After his election, O'Malley quickly raised the money to repay Coale, who is known for his work on tobacco litigation and who is the husband of Fox News commentator Greta Van Susteren.

Two spokesmen for the governor declined to comment on Simmons' legislation. However, in a November Sun article, O'Malley spokesman Rick Abbruzzese said that seeking a loan from Coale, who served on the campaign steering committee and later the governor's transition team, was a "strategic decision."

"We were in the midst of a constant barrage of negative attacks on television and in the mail," Abbruzzese said. "A decision was made to borrow this money to make sure that we weren't badly outspent."

Quick repayments of loans, such as the governor's, are the exception rather than the rule, according to election records requested by Simmons.

During the four-year election cycle that ended Dec. 31, 2006, donors lent candidates $2.68 million. As of Dec. 31, only $657,034, or about a quarter of the loans, had been repaid.
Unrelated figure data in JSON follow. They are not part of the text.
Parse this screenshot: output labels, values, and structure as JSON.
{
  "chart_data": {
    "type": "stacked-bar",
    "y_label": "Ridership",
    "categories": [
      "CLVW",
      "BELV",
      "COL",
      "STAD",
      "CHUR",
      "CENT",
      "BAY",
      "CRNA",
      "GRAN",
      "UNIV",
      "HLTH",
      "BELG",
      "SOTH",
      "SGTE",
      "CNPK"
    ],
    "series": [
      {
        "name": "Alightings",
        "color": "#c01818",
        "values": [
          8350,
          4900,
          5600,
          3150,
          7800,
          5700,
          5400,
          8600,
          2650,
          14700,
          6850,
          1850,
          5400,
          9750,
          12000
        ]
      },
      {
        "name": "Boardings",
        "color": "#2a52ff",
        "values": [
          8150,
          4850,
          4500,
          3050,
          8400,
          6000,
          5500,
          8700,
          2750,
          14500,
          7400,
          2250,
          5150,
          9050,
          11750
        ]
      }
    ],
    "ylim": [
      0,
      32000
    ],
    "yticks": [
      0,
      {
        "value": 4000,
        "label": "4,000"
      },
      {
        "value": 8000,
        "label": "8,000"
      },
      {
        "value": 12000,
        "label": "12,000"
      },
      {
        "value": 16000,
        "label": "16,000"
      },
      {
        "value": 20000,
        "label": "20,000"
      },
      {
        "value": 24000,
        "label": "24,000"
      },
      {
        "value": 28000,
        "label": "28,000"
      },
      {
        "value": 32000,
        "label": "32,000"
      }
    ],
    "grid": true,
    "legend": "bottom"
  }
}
Simmons said that large loans, especially when they rescue cash-strapped candidates, do more than affect the outcome of a race.

"They impact candidate loyalty," Simmons said, arguing that a candidate could feel beholden to someone who provided such critical aid.

Del. Jon S. Cardin, a Baltimore County Democrat who chairs the subcommittee that handles election issues in the House, said he needs to do more research on the issue before reaching an opinion on Simmons' proposal.

He also said existing requirements that candidates report the source of the loans introduces some accountability into the system.

"We have to make sure that we have a problem first, and then see if this is the right solution," he said. "I understand where [Simmons] is coming from."

Under current law, candidates who received loans from 2003 to 2006 have until Dec. 31, 2010 to repay them. But Simmons and state prosecutors question whether candidates, particularly ones who lost and lack fundraising leverage, will ever do so.

"Seven or eight years, who's even going to be tracking it or remembering it?" Deputy State Prosecutor Thomas M. McDonough asked.